Dia tidak bisa berpikir jernih sekarang, kemudian tangannya yang bebas meraih ponselnya lagi, kali ini dia memilih menghubungi sang bunda. Ya bundanya mengerti perasaannya pada adiknya.


Jaemin menghela napas panjang, benar kata bundanya kalau harusnya dia bisa lebih jujur pada adiknya tentang hal-hal yang nembuatnya kesal.

Lagipula bukankah dia juga ingin adiknya lebih jujur padanya?

Tapi Jaemin takut sikap protektifnya hanya akan membuat Renjun ilfil padanya.

Kemudian dia kembali membuka ponselnya, kali ini dia ingin bicara pada Jeno.


Jaemin kali ini merasa kesal bicara pada Jeno. Apa benar sikapnya memang berlebihan pada Renjun?
Dia hanya ingin menjadi satu satunya kakak yang baik untuk Renjun, apa itu salah?
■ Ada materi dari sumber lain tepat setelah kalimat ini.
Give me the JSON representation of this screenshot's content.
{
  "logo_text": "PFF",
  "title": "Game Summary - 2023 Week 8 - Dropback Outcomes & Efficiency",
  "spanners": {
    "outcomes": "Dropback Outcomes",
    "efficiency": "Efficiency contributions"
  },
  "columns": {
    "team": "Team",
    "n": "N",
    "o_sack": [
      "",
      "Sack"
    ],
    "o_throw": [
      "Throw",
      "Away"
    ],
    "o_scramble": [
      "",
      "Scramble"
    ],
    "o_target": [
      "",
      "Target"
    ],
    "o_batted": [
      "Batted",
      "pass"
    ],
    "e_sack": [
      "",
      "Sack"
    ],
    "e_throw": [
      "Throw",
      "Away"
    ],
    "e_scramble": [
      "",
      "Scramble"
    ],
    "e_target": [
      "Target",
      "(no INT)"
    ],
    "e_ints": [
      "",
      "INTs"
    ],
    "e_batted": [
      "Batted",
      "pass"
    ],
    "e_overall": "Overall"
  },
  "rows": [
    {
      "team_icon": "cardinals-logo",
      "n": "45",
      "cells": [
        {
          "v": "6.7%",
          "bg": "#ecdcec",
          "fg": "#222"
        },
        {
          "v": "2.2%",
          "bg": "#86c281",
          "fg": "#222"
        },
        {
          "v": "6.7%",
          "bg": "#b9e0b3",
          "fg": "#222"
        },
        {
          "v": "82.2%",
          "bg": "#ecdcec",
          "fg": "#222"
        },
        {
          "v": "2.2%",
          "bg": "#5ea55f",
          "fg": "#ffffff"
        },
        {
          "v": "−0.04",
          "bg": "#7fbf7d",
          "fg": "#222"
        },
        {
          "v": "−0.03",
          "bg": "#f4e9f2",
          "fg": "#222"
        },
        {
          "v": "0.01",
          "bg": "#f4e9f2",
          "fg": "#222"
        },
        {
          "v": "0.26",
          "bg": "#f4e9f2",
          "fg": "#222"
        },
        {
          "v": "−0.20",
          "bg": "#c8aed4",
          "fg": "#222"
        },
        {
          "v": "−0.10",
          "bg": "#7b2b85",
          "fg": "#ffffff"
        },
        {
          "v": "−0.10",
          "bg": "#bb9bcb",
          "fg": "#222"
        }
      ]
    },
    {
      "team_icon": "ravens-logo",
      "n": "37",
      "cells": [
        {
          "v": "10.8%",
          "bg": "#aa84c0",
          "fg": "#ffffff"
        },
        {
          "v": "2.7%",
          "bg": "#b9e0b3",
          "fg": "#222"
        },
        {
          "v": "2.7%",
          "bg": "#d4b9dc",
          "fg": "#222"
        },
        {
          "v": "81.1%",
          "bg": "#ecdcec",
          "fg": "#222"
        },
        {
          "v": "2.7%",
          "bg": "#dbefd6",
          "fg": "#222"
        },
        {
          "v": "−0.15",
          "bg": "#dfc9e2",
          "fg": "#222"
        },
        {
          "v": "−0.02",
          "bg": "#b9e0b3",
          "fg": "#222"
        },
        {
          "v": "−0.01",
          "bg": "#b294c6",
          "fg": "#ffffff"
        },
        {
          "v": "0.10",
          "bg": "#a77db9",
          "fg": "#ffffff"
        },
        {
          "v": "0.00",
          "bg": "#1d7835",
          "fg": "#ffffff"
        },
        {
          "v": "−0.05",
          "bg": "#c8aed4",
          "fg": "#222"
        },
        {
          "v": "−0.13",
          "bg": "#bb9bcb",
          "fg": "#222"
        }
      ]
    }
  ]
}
Jaemin sendiri tidak tahi kenapa dia seprotektif dan sesayang itu pada adiknya.

.
.
.
.

"Renjuuunn"

Merasa dipanggil, sang pemilik nama pun menolehkan kepalanya ke belakang dan mendapati seorang gadis sipit tengah tersenyum memamerkan deretan giginya yang putih dan juga tangannya yang melambai riang.
Renjun menatap tak percaya pada sosok yang menyapanya itu. Gadis itu kini berjalan menghampirinya dengan langkah ringan dan senyum yang masih menghiasi wajahnya.

"Hai Renjuunn!"

"Apa sih? Jangan sok akrab sama gue." tukas Ren ketus.

"Kok jahat ih, aku kan mau akrab sama adiknya kak Jaemin hhmmphh!!"

Renjun refleks menutup mulut gadis di hadapannya itu dengan tangannya, menoleh ke sekeliling memastikan tidak ada yang mendengar ucapan gadis ini barusan. Kemudian setelah memastikan keadaan aman Renjun melepaskan tangannya.

"Apa sih Ren?! Kenapa mulut aku di bekap gitu, kamu tuh beneran adiknya kak Jaemin bukan.."

"Ssshhh!! Diem lo!" Renjun refleks kembali membekap mulut gadis dihadapannya itu. kemudian membawa gadis itu ke salah satu bangku di bawah pohon di sisi gedung.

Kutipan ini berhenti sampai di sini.